One lesson that we’ve learned as systems engineers is that while hardware is important, it’s difficult to rely on long-term. As a SaaS company with all software engineers, we know that software is our specialty, not hardware. So we’ve got to play to our strengths.
Redundancy & Extra Capacity
The simple answer to hardware unreliability is redundancy. This means when (not if) a machine fails, it needs to have a backup. We take this one step further—every backup has a backup wherever possible. But backups are useless if they don’t work as intended in an emergency. That’s why our backups are regularly tested in software. For example, fake calls are sent through our infrastructure and failures are ‘simulated’ to make sure all components act appropriately.
Do it in Software
Another way we implement this engineering value is through specialized software over generic hardware. Take for example the SBC (session border controller). It’s a key machine that negotiates signaling during call setup. It’s much better to have 100 SBCs each handling 100 calls than 1 SBC handling 10,000 calls. Here’s why:
- Bug fixes and new features can be pushed easily
- When the hardware fails, only a small number of users are affected
Reuse Extra Capacity for Maintenance
Finally, there’s one more way we implement this value. At Switch we’ve committed to a 24/7, no downtime system. Not even for maintenance. But maintenance (pushing new code to servers) still needs to happen. So how does that work?

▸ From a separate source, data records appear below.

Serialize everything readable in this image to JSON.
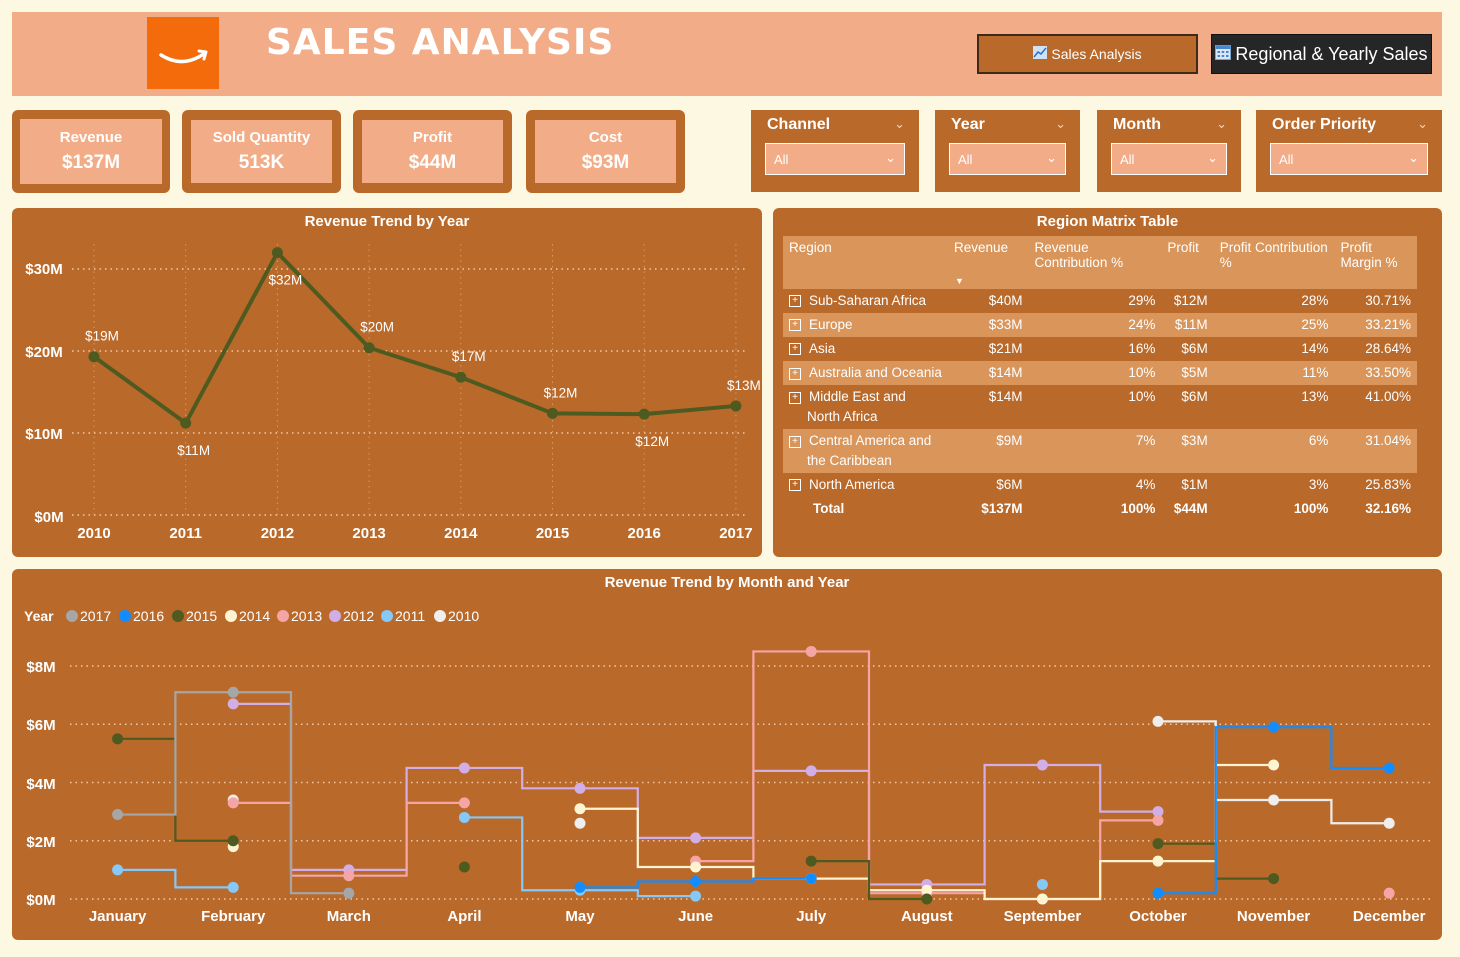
{
  "header": {
    "title": "SALES ANALYSIS",
    "nav_sales": "Sales Analysis",
    "nav_regional": "Regional & Yearly Sales"
  },
  "kpis": [
    {
      "label": "Revenue",
      "value": "$137M"
    },
    {
      "label": "Sold Quantity",
      "value": "513K"
    },
    {
      "label": "Profit",
      "value": "$44M"
    },
    {
      "label": "Cost",
      "value": "$93M"
    }
  ],
  "slicers": [
    {
      "title": "Channel",
      "value": "All"
    },
    {
      "title": "Year",
      "value": "All"
    },
    {
      "title": "Month",
      "value": "All"
    },
    {
      "title": "Order Priority",
      "value": "All"
    }
  ],
  "yearly_chart": {
    "title": "Revenue Trend by Year",
    "y_ticks": [
      "$30M",
      "$20M",
      "$10M",
      "$0M"
    ]
  },
  "matrix": {
    "title": "Region Matrix Table",
    "columns": [
      "Region",
      "Revenue",
      "Revenue Contribution %",
      "Profit",
      "Profit Contribution %",
      "Profit Margin %"
    ],
    "rows": [
      [
        "Sub-Saharan Africa",
        "$40M",
        "29%",
        "$12M",
        "28%",
        "30.71%"
      ],
      [
        "Europe",
        "$33M",
        "24%",
        "$11M",
        "25%",
        "33.21%"
      ],
      [
        "Asia",
        "$21M",
        "16%",
        "$6M",
        "14%",
        "28.64%"
      ],
      [
        "Australia and Oceania",
        "$14M",
        "10%",
        "$5M",
        "11%",
        "33.50%"
      ],
      [
        "Middle East and North Africa",
        "$14M",
        "10%",
        "$6M",
        "13%",
        "41.00%"
      ],
      [
        "Central America and the Caribbean",
        "$9M",
        "7%",
        "$3M",
        "6%",
        "31.04%"
      ],
      [
        "North America",
        "$6M",
        "4%",
        "$1M",
        "3%",
        "25.83%"
      ]
    ],
    "total": [
      "Total",
      "$137M",
      "100%",
      "$44M",
      "100%",
      "32.16%"
    ]
  },
  "monthly_chart": {
    "title": "Revenue Trend by Month and Year",
    "legend_title": "Year",
    "y_ticks": [
      "$8M",
      "$6M",
      "$4M",
      "$2M",
      "$0M"
    ]
  },
  "chart_data": [
    {
      "type": "line",
      "title": "Revenue Trend by Year",
      "x": [
        "2010",
        "2011",
        "2012",
        "2013",
        "2014",
        "2015",
        "2016",
        "2017"
      ],
      "series": [
        {
          "values": [
            19.3,
            11.2,
            32.0,
            20.4,
            16.8,
            12.4,
            12.3,
            13.3
          ],
          "labels": [
            "$19M",
            "$11M",
            "$32M",
            "$20M",
            "$17M",
            "$12M",
            "$12M",
            "$13M"
          ]
        }
      ],
      "ylim": [
        0,
        35
      ],
      "y_ticks": [
        0,
        10,
        20,
        30
      ],
      "color": "#4e5a20",
      "grid": true
    },
    {
      "type": "line",
      "title": "Revenue Trend by Month and Year",
      "x": [
        "January",
        "February",
        "March",
        "April",
        "May",
        "June",
        "July",
        "August",
        "September",
        "October",
        "November",
        "December"
      ],
      "step": true,
      "series": [
        {
          "name": "2017",
          "color": "#a6a6a6",
          "values": [
            2.9,
            7.1,
            0.2,
            null,
            null,
            null,
            null,
            null,
            null,
            null,
            null,
            null
          ]
        },
        {
          "name": "2016",
          "color": "#118dff",
          "values": [
            null,
            null,
            0.2,
            null,
            0.4,
            0.6,
            0.7,
            null,
            null,
            0.2,
            5.9,
            4.5
          ]
        },
        {
          "name": "2015",
          "color": "#4e5a20",
          "values": [
            5.5,
            2.0,
            null,
            1.1,
            null,
            null,
            1.3,
            0.0,
            null,
            1.9,
            0.7,
            null
          ]
        },
        {
          "name": "2014",
          "color": "#fff4d2",
          "values": [
            null,
            1.8,
            null,
            null,
            3.1,
            1.1,
            0.7,
            0.3,
            0.0,
            1.3,
            4.6,
            null
          ]
        },
        {
          "name": "2013",
          "color": "#f5a5a5",
          "values": [
            null,
            3.3,
            0.8,
            3.3,
            null,
            1.3,
            8.5,
            0.2,
            0.0,
            2.7,
            null,
            0.2
          ]
        },
        {
          "name": "2012",
          "color": "#d2aee6",
          "values": [
            null,
            6.7,
            1.0,
            4.5,
            3.8,
            2.1,
            4.4,
            0.5,
            4.6,
            3.0,
            null,
            null
          ]
        },
        {
          "name": "2011",
          "color": "#86c8f7",
          "values": [
            1.0,
            0.4,
            null,
            2.8,
            0.3,
            0.1,
            null,
            null,
            0.5,
            null,
            null,
            null
          ]
        },
        {
          "name": "2010",
          "color": "#eeeeee",
          "values": [
            null,
            3.4,
            null,
            null,
            2.6,
            null,
            null,
            null,
            null,
            6.1,
            3.4,
            2.6
          ]
        }
      ],
      "ylim": [
        0,
        9
      ],
      "y_ticks": [
        0,
        2,
        4,
        6,
        8
      ],
      "grid": true,
      "legend_position": "top-left"
    }
  ]
}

The key is relying on backups and reusing extra capacity. When we’re ready to push new code, we first identify a subset of servers and drain them. Think of it as a bathtub that you drain by pulling the stopper. Active calls on a server progress just fine, but new calls are not placed there. Then we wait for existing calls to end naturally. After a few hours, the server is completely empty and ready to update with new code.
This draining process allows system engineers to push new code during normal working hours, when others are available to assist. This schedule is much better than a crazy time like 4 am Sunday morning, and then praying that things work fine on Monday.
Keeping it Real
Many business strategy articles say generic things like ‘play to your strengths’ and ‘stay focused’. But what’s really interesting is how those values are implemented in real life.
One value our engineering team has taken to heart is Software over Hardware. From this starting point, we’ve integrated cool things like multiple hardware redundancies, specialized software on generic hardware, and reusing extra capacity for maintenance.
For a SaaS (software as a service) company like us, values like these are not just words, they’re key to stability and good development.